Zunehmend problematisch wirkt dennoch das Auftreten von Zentralbankchef Wim Duisenberg. Er erscheint wenig selbstbewusst, zeigt sich mit einem Wachstum von 3 Prozent mehr als zufrieden und lehnt Interventionen auf jeden Fall ab. Eine solche Eindeutigkeit mögen die Devisenmärkte allerdings gar nicht. Sie leben von Spekulationen und müssen sich in der ständigen Gefahr wähnen, deutliche Verluste zu machen. Somit werden Forderungen nach seinem Rücktritt lauter. Doch auch sein potenzieller Nachfolger, der Franzose Jean-Claude Trichet, ist durch ein Ermittlungsverfahren stark angeschlagen. Eine Personalentscheidung steht den Europäern somit früher oder später ins Haus, deren Ausgang sich deutlich auf den Kurs der Währung auswirken könnte.

"Der Euro ist unsere Währung"

Immerhin kommen auch von außerhalb unzufriedene Äußerungen. So fordert der neue Rover-Chef John Towers die britische Regierung auf, gegen den hohen Kurs des Pfunds vorzugehen. Dieses sei für die Probleme der britischen Exportwirtschaft verantwortlich. Mitte Mai hatte aus demselben Grund Ford Europa beschlossen, Teile seiner Produktion von England nach Deutschland zu verlagern.
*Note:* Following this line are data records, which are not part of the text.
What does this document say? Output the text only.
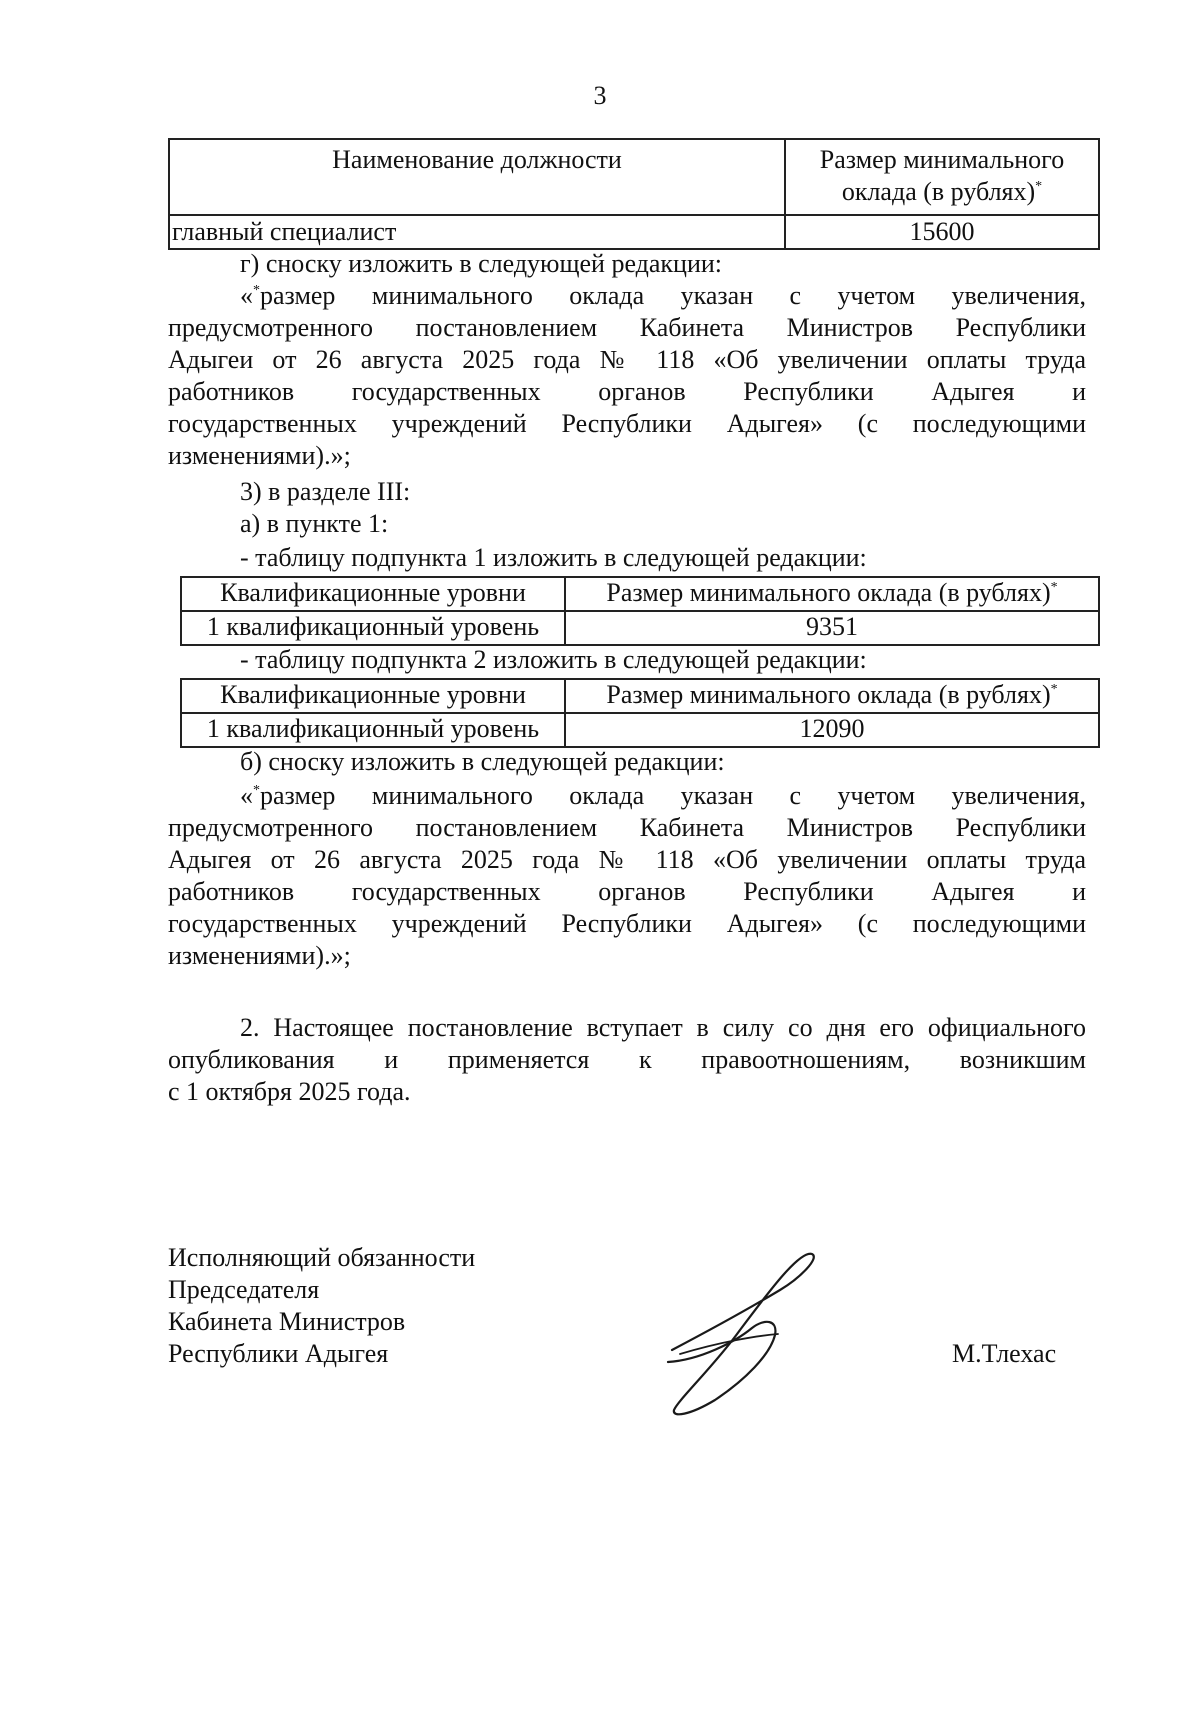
3
Наименование должности	Размер минимального
оклада (в рублях)*
главный специалист	15600
г) сноску изложить в следующей редакции:
«*размер минимального оклада указан с учетом увеличения,
предусмотренного постановлением Кабинета Министров Республики
Адыгеи от 26 августа 2025 года № 118 «Об увеличении оплаты труда
работников государственных органов Республики Адыгея и
государственных учреждений Республики Адыгея» (с последующими
изменениями).»;
3) в разделе III:
а) в пункте 1:
- таблицу подпункта 1 изложить в следующей редакции:
Квалификационные уровни	Размер минимального оклада (в рублях)*
1 квалификационный уровень	9351
- таблицу подпункта 2 изложить в следующей редакции:
Квалификационные уровни	Размер минимального оклада (в рублях)*
1 квалификационный уровень	12090
б) сноску изложить в следующей редакции:
«*размер минимального оклада указан с учетом увеличения,
предусмотренного постановлением Кабинета Министров Республики
Адыгея от 26 августа 2025 года № 118 «Об увеличении оплаты труда
работников государственных органов Республики Адыгея и
государственных учреждений Республики Адыгея» (с последующими
изменениями).»;
2. Настоящее постановление вступает в силу со дня его официального
опубликования и применяется к правоотношениям, возникшим
с 1 октября 2025 года.
Исполняющий обязанности
Председателя
Кабинета Министров
Республики Адыгея	М.Тлехас
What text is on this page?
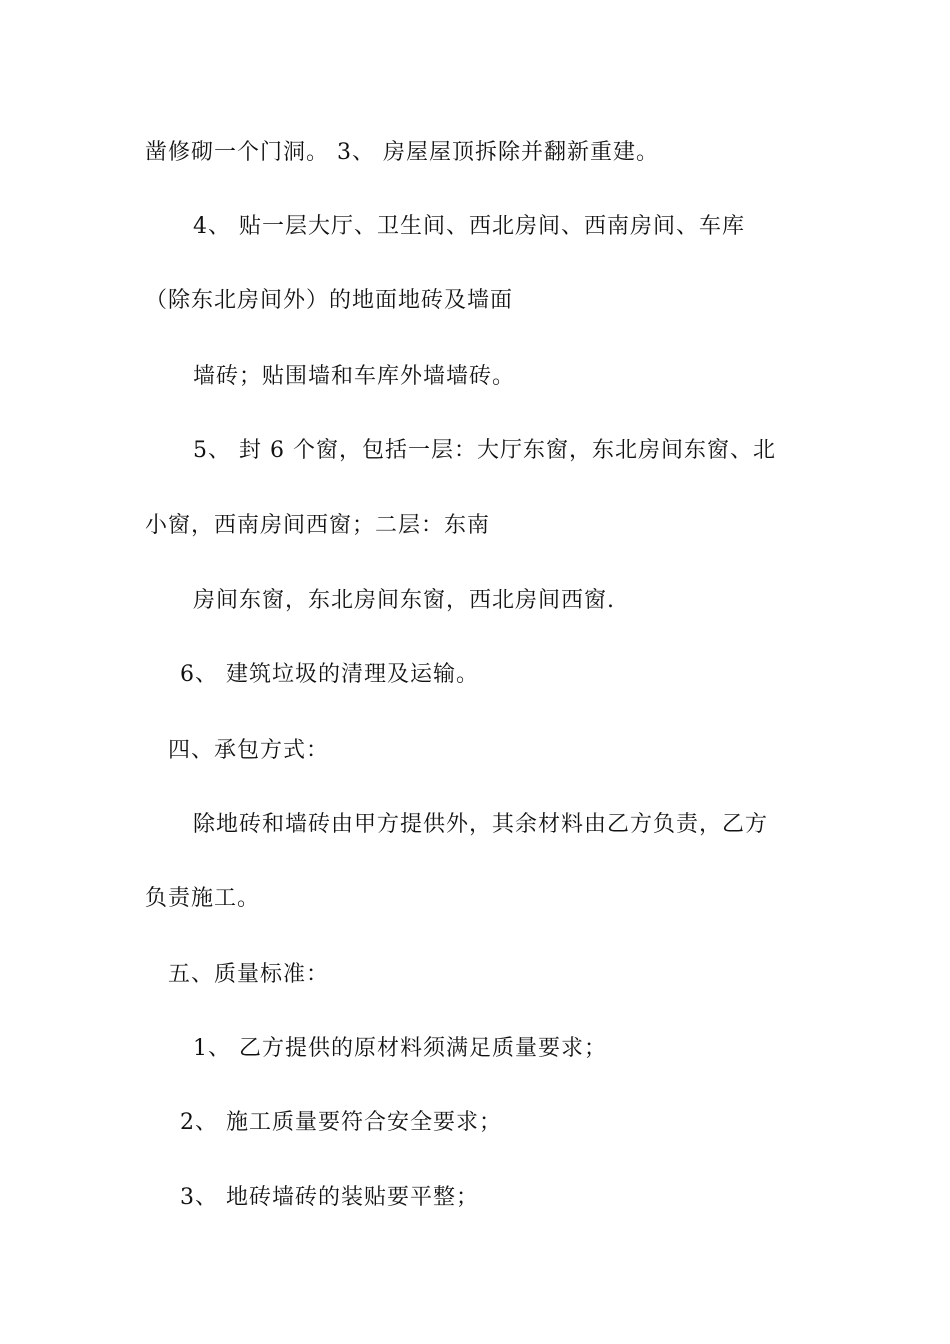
凿修砌一个门洞。 3、 房屋屋顶拆除并翻新重建。
4、 贴一层大厅、卫生间、西北房间、西南房间、车库
（除东北房间外）的地面地砖及墙面
墙砖；贴围墙和车库外墙墙砖。
5、 封 6 个窗，包括一层：大厅东窗，东北房间东窗、北
小窗，西南房间西窗；二层：东南
房间东窗，东北房间东窗，西北房间西窗.
6、 建筑垃圾的清理及运输。
四、承包方式：
除地砖和墙砖由甲方提供外，其余材料由乙方负责，乙方
负责施工。
五、质量标准：
1、 乙方提供的原材料须满足质量要求；
2、 施工质量要符合安全要求；
3、 地砖墙砖的装贴要平整；
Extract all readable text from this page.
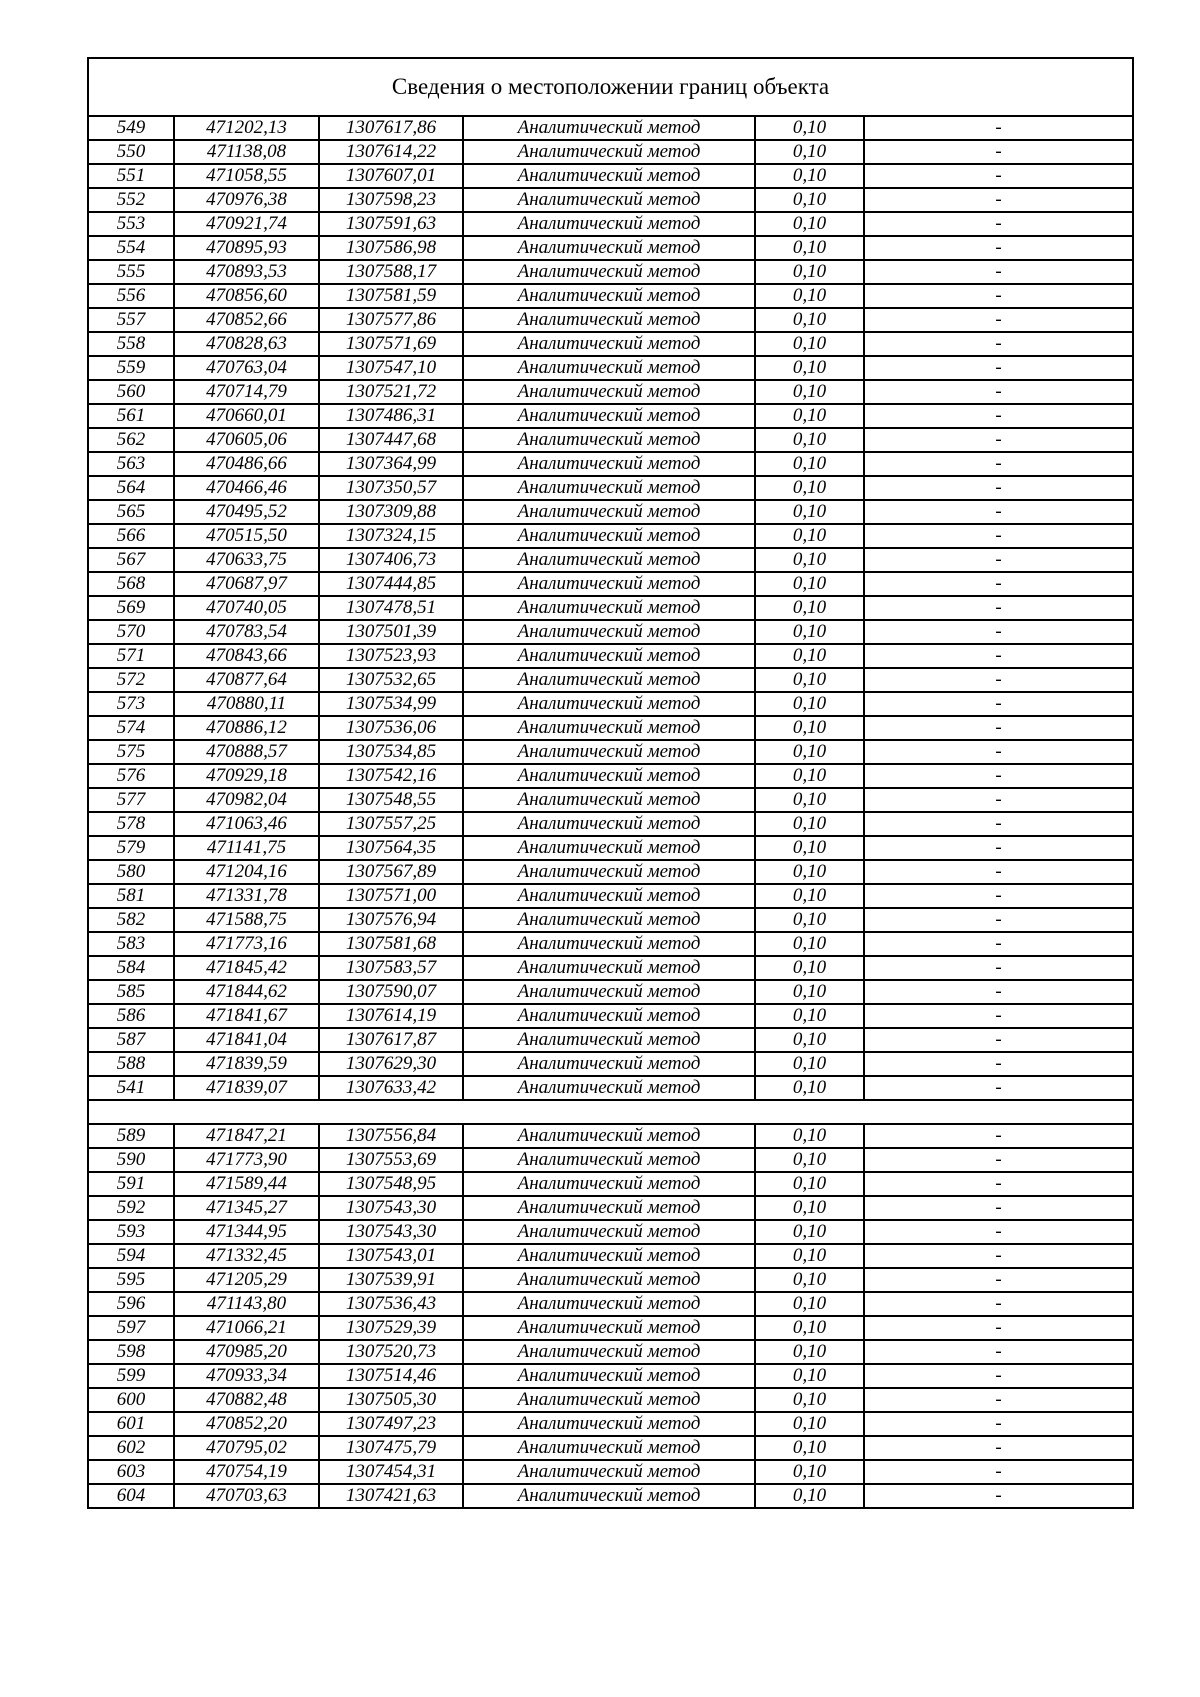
Сведения о местоположении границ объекта					
549	471202,13	1307617,86	Аналитический метод	0,10	-
550	471138,08	1307614,22	Аналитический метод	0,10	-
551	471058,55	1307607,01	Аналитический метод	0,10	-
552	470976,38	1307598,23	Аналитический метод	0,10	-
553	470921,74	1307591,63	Аналитический метод	0,10	-
554	470895,93	1307586,98	Аналитический метод	0,10	-
555	470893,53	1307588,17	Аналитический метод	0,10	-
556	470856,60	1307581,59	Аналитический метод	0,10	-
557	470852,66	1307577,86	Аналитический метод	0,10	-
558	470828,63	1307571,69	Аналитический метод	0,10	-
559	470763,04	1307547,10	Аналитический метод	0,10	-
560	470714,79	1307521,72	Аналитический метод	0,10	-
561	470660,01	1307486,31	Аналитический метод	0,10	-
562	470605,06	1307447,68	Аналитический метод	0,10	-
563	470486,66	1307364,99	Аналитический метод	0,10	-
564	470466,46	1307350,57	Аналитический метод	0,10	-
565	470495,52	1307309,88	Аналитический метод	0,10	-
566	470515,50	1307324,15	Аналитический метод	0,10	-
567	470633,75	1307406,73	Аналитический метод	0,10	-
568	470687,97	1307444,85	Аналитический метод	0,10	-
569	470740,05	1307478,51	Аналитический метод	0,10	-
570	470783,54	1307501,39	Аналитический метод	0,10	-
571	470843,66	1307523,93	Аналитический метод	0,10	-
572	470877,64	1307532,65	Аналитический метод	0,10	-
573	470880,11	1307534,99	Аналитический метод	0,10	-
574	470886,12	1307536,06	Аналитический метод	0,10	-
575	470888,57	1307534,85	Аналитический метод	0,10	-
576	470929,18	1307542,16	Аналитический метод	0,10	-
577	470982,04	1307548,55	Аналитический метод	0,10	-
578	471063,46	1307557,25	Аналитический метод	0,10	-
579	471141,75	1307564,35	Аналитический метод	0,10	-
580	471204,16	1307567,89	Аналитический метод	0,10	-
581	471331,78	1307571,00	Аналитический метод	0,10	-
582	471588,75	1307576,94	Аналитический метод	0,10	-
583	471773,16	1307581,68	Аналитический метод	0,10	-
584	471845,42	1307583,57	Аналитический метод	0,10	-
585	471844,62	1307590,07	Аналитический метод	0,10	-
586	471841,67	1307614,19	Аналитический метод	0,10	-
587	471841,04	1307617,87	Аналитический метод	0,10	-
588	471839,59	1307629,30	Аналитический метод	0,10	-
541	471839,07	1307633,42	Аналитический метод	0,10	-

589	471847,21	1307556,84	Аналитический метод	0,10	-
590	471773,90	1307553,69	Аналитический метод	0,10	-
591	471589,44	1307548,95	Аналитический метод	0,10	-
592	471345,27	1307543,30	Аналитический метод	0,10	-
593	471344,95	1307543,30	Аналитический метод	0,10	-
594	471332,45	1307543,01	Аналитический метод	0,10	-
595	471205,29	1307539,91	Аналитический метод	0,10	-
596	471143,80	1307536,43	Аналитический метод	0,10	-
597	471066,21	1307529,39	Аналитический метод	0,10	-
598	470985,20	1307520,73	Аналитический метод	0,10	-
599	470933,34	1307514,46	Аналитический метод	0,10	-
600	470882,48	1307505,30	Аналитический метод	0,10	-
601	470852,20	1307497,23	Аналитический метод	0,10	-
602	470795,02	1307475,79	Аналитический метод	0,10	-
603	470754,19	1307454,31	Аналитический метод	0,10	-
604	470703,63	1307421,63	Аналитический метод	0,10	-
Für die Hüter des Euro eigentlich ein Grund zur Gelassenheit. Früher hatten stets die Amerikaner den Außenwert ihrer Währung einer wohlwollenden Nichtbetrachtung unterzogen. Die heutige Gelassenheit der Zentralbanker geht von einem ähnlichen Standpunkt aus; einen Spruch des früheren US-Finanzministers Conally abwandelnd, kann man zumindest den Engländern gegenüber sagen: "Der Euro ist unsere Währung und Euer Problem."


© Jörg Steinhaus 2000
erschienen in Kronos. Nr. 6. Juni 2000. Wirtschaft. Seite 4.